Results and Discussion
The Tanimoto coefficients between histamine and other ligand molecules are shown in Table 2. Typically, a Tanimoto coefficient > 0.85 is considered highly similar, and a coefficient > 0.75 is considered similar for the purpose of clustering molecules that may have similar biological activity profiles [15]. The highest Tanimoto coefficient among agonists was 0.45 (imetit), and this is not high enough to be considered a molecule that has potential agonist efficacy. Moreover, the lowest value of Tanimoto coefficient among agonists was 0.08 (dimaprit and SKF91488) and is also a lower value as an antagonist. It seems that there is no related pattern between Tanimoto coefficients and the functional types of molecules in the case of histamine receptor agonists or antagonists.

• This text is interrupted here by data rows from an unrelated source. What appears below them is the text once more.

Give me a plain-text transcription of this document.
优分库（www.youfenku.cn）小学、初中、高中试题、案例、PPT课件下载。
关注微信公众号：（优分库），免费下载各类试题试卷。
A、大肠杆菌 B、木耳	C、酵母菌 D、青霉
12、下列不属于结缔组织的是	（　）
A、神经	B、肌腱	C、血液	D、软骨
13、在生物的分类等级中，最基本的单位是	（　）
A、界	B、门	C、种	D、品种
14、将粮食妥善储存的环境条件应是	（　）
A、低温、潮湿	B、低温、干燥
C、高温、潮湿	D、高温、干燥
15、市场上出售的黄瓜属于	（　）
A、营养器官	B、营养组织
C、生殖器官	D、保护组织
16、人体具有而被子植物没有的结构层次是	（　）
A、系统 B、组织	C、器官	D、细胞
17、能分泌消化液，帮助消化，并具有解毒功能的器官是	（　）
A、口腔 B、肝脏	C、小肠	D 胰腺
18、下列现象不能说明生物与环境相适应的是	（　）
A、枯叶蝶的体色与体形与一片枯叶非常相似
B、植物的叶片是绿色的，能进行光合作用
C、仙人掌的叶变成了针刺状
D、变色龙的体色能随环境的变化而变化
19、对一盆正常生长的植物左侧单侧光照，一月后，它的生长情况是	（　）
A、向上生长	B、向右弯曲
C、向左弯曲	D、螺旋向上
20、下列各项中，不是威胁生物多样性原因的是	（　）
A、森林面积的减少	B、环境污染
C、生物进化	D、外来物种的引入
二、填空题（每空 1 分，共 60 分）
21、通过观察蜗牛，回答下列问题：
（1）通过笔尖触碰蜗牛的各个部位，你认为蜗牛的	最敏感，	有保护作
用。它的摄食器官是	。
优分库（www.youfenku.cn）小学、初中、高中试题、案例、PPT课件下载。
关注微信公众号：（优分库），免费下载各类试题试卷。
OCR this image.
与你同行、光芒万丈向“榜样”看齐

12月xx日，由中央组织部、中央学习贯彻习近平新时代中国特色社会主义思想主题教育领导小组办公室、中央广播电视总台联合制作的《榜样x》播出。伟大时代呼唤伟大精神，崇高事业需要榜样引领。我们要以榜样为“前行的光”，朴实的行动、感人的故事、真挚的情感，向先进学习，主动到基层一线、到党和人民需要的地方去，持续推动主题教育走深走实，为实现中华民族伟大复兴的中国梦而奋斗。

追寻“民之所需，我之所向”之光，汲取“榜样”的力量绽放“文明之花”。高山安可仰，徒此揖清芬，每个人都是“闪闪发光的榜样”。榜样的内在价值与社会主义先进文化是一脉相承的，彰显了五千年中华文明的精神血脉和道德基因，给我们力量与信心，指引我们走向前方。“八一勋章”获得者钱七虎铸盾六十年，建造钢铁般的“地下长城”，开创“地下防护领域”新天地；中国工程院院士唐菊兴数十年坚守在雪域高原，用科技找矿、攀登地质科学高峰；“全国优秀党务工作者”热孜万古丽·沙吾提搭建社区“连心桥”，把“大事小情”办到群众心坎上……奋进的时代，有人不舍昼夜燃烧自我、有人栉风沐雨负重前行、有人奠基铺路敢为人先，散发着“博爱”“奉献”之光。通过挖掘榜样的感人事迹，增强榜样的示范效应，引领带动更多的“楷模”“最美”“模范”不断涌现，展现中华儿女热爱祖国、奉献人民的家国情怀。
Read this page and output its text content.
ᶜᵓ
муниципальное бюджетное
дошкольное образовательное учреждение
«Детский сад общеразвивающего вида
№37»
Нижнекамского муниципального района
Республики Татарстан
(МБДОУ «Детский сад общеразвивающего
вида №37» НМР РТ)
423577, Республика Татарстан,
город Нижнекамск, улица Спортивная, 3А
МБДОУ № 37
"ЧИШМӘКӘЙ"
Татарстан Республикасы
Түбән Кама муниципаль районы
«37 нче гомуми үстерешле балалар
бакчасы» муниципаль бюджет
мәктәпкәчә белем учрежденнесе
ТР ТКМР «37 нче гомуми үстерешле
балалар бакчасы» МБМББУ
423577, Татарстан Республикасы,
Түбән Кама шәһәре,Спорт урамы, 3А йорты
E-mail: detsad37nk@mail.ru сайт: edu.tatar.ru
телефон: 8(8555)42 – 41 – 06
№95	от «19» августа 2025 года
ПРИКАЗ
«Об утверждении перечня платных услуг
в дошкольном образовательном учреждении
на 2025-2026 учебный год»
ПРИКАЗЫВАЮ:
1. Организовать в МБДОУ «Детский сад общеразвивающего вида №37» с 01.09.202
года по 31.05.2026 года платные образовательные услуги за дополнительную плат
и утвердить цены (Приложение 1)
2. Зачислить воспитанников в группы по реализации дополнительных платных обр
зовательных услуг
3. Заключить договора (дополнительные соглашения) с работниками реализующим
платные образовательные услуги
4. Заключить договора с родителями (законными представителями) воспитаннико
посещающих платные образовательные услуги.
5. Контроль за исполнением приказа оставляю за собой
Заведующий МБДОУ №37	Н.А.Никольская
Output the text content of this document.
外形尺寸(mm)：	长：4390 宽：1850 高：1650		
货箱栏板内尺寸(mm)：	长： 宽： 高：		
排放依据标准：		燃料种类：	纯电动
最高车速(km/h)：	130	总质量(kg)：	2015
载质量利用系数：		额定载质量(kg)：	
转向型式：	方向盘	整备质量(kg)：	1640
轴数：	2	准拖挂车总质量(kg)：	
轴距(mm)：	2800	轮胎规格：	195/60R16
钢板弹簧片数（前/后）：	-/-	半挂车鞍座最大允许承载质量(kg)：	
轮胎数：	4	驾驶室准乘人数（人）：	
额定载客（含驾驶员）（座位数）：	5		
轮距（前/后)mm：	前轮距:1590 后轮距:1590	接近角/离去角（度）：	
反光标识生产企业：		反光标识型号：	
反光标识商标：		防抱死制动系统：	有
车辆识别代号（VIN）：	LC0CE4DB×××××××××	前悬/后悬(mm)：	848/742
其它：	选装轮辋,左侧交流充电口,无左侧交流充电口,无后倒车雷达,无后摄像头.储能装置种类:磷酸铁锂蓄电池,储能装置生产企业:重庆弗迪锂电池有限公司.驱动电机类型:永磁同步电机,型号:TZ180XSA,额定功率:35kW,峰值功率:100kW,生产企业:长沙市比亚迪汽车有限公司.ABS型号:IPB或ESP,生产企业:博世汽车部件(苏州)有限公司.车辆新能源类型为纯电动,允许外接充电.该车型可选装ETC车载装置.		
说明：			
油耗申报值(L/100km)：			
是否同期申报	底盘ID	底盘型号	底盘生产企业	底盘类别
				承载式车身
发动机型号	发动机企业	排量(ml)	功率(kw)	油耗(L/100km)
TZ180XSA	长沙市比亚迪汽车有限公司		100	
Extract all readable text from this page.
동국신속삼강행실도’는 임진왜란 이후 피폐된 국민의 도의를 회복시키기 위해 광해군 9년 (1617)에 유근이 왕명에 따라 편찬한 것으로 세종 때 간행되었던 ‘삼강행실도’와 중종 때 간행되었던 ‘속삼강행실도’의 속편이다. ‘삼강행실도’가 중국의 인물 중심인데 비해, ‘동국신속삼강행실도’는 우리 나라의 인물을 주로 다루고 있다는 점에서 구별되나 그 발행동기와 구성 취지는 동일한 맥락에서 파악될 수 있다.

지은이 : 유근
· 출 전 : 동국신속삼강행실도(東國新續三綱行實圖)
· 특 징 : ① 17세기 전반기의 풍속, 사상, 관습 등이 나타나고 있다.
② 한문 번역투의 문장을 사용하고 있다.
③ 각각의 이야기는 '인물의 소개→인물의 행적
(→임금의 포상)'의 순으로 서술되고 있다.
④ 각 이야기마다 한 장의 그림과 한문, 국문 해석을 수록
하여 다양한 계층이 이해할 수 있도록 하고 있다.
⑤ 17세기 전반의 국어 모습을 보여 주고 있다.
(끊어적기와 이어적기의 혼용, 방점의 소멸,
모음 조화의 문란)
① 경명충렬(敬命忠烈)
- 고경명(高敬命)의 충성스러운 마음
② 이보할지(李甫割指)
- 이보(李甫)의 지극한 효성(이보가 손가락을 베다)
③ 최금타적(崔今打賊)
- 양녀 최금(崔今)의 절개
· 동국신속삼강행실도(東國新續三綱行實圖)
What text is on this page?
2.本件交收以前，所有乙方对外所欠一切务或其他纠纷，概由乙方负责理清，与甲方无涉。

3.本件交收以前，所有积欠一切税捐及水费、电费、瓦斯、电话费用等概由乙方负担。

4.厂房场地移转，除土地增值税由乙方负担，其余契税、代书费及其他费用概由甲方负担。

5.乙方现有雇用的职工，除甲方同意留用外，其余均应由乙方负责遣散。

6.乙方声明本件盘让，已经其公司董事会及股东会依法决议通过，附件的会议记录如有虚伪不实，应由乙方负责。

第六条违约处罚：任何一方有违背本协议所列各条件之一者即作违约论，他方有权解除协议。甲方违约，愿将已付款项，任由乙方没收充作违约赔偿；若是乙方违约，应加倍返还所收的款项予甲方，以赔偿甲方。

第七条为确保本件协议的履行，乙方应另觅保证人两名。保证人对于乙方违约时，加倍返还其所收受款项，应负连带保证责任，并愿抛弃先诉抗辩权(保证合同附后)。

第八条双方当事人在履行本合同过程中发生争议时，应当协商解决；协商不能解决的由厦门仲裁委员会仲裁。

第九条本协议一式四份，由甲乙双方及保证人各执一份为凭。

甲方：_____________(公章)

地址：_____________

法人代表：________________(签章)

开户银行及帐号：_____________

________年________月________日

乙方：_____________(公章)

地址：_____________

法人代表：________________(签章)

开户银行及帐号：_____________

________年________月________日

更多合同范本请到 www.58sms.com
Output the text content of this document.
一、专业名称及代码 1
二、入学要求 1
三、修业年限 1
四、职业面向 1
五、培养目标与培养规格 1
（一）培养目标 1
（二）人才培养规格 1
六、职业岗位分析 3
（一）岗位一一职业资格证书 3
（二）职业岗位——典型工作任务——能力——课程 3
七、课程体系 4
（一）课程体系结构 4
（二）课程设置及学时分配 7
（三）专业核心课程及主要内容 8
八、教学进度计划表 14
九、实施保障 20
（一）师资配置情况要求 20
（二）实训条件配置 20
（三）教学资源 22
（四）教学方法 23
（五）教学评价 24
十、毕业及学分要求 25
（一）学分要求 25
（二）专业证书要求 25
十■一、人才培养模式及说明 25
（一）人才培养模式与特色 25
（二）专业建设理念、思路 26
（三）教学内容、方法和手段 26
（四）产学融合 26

To search for a novel characteristic for the classification of histamine receptor ligands, a kind of molecular calculation using agglomerative hierarchical clustering was adopted in this work. The result of the hierarchical clustering of the similarity matrix from CIMVF is shown in Fig. 2. As shown in the figure, eight agonists were located nearby (the part in the dotted circle), except impromidine, and all antagonists were clustered close to each other in the radial tree. We can tell the regional difference between agonists and antagonists in the tree and also find that the information from the molecular vibrational frequency may play a role in the classification of agonists/antagonists for histamine receptor as a possible molecular descriptor. For these methods, clustering with CIMVF shows the more proper result in the case of histamine receptor ligands. With a more concentrated study on the relationship between the molecular vibrational frequency and pharmacological function of a ligand, the vibrational spectrum of a molecule may shed light on the field of ligand-receptor interaction mechanisms.